Carol Everett owned two abortion clinics and was the director of four. She eventually became pro-life and now speaks about her experiences.
Like nearly all abortion clinics, Everett’s clinics had “recovery rooms” where women could stay after their abortions until the anesthesia wore off or they felt well enough to leave. Everett says there were two main reactions among women right after their abortions:
…[T]here are two reactions in the recovery room. The first one is: I’ve killed my baby. And even then, it amazed me that that was the first time they called it a baby and the first time they called it murder. But, you know, as bad as that sounds, that’s probably the healthiest reaction. That woman is probably going to have the ability to walk out of there and deal with it, and perhaps be healed and go on.
These women may have been going through their abortion procedures in a state of denial. Afterwards, they could no longer sustain that denial and were forced to face the truth about what they had done. Everett believes that by facing reality instead of repressing it, these women may be on the path to healing. But she goes on to talk about the second group of women:
But the second reaction is: I am hungry, you kept me in here for four hours and you told me I’d only be here for two; let me out of here. Now that woman is doing what I did. She’s running from her abortion. She’s not dealing with it; she’s choosing to deny it, and she’s the woman that we read all the statistics about, post-abortion syndrome. They say now it’s an average of five years before people actually deal with the fact that, yes, they did kill their baby. And yes, they do have to deal with that. You know, I go back to my own personal healing, which just started a year ago. I was making deals with God. I didn’t want to talk about my own abortion. Then when I finally did deal with it, I cried nonstop for five months because, you see, I killed my baby, and I’m still not through that. And how difficult it is for all these women because, you see, I believe that every woman, even if she’s not physically harmed, is harmed by abortion.
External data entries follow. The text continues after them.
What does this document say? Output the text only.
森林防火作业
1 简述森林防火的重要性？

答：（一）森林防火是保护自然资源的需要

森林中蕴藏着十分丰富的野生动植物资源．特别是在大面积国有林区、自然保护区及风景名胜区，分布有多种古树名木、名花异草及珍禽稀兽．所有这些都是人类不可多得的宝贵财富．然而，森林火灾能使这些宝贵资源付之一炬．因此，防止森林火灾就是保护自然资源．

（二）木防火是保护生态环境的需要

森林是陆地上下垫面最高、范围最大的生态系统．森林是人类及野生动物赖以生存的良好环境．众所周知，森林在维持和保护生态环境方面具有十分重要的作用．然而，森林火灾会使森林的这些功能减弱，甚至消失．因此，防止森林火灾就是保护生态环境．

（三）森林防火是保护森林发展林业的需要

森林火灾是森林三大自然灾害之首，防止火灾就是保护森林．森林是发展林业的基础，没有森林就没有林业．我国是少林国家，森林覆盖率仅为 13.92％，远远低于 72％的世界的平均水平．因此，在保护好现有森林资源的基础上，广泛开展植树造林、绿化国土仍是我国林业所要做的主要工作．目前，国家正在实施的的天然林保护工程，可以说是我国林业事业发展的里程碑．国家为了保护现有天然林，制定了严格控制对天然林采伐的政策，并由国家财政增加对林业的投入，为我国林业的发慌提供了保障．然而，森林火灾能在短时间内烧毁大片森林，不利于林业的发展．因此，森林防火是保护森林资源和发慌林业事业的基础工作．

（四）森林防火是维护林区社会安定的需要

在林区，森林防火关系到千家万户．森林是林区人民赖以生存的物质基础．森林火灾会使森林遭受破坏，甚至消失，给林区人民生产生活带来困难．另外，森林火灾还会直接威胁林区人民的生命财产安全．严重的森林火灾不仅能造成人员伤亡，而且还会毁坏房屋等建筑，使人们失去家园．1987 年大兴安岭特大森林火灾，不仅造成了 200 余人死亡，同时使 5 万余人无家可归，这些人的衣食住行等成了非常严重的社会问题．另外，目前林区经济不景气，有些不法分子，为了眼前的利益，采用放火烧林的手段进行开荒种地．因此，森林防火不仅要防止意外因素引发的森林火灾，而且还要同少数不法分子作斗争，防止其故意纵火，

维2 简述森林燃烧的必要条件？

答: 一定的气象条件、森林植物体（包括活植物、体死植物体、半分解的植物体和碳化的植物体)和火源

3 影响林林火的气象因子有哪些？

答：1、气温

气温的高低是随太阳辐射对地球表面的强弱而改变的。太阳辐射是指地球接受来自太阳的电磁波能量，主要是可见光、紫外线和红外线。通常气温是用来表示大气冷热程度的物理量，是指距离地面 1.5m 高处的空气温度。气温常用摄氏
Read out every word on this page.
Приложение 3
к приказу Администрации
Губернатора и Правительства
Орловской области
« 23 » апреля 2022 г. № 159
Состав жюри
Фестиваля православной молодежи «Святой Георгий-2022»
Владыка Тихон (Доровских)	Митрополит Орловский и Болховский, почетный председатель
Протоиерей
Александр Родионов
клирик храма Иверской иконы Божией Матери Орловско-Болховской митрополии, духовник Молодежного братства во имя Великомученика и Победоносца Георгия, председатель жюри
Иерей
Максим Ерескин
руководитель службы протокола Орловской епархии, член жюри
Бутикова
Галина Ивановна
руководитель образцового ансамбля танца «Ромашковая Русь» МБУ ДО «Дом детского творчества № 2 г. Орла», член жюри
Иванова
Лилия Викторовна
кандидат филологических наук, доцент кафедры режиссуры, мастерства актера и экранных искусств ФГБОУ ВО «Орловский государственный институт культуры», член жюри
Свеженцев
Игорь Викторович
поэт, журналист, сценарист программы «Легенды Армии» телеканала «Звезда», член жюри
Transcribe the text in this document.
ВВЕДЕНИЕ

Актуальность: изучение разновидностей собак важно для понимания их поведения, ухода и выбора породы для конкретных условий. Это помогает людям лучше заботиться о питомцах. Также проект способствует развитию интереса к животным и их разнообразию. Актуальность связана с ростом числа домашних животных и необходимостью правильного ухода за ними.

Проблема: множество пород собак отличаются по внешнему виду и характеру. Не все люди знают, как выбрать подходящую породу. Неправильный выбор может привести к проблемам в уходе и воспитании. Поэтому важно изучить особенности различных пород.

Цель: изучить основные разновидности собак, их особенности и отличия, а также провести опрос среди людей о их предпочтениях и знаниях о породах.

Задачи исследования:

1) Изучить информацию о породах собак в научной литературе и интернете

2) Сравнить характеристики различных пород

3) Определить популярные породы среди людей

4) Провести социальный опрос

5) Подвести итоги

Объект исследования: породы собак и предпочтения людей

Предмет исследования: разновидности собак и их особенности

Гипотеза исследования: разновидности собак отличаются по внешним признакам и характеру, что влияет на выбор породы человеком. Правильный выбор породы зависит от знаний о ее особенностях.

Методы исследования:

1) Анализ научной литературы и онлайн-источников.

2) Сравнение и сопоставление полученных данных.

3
The five year statistic seems to be anecdotal, but Everett knows, from bitter personal experience, that repressing the trauma of abortion only leads to more heartache later. Women who have abortions have a higher risk of suicide (6 – 7 times higher in adults and 10 times higher in teens) as well as higher rates of depression, sleep disorders, and psychiatric hospitalizations. Pro-life groups need to reach out to these women with compassion, regardless of how they are coping (or not coping) with their abortions.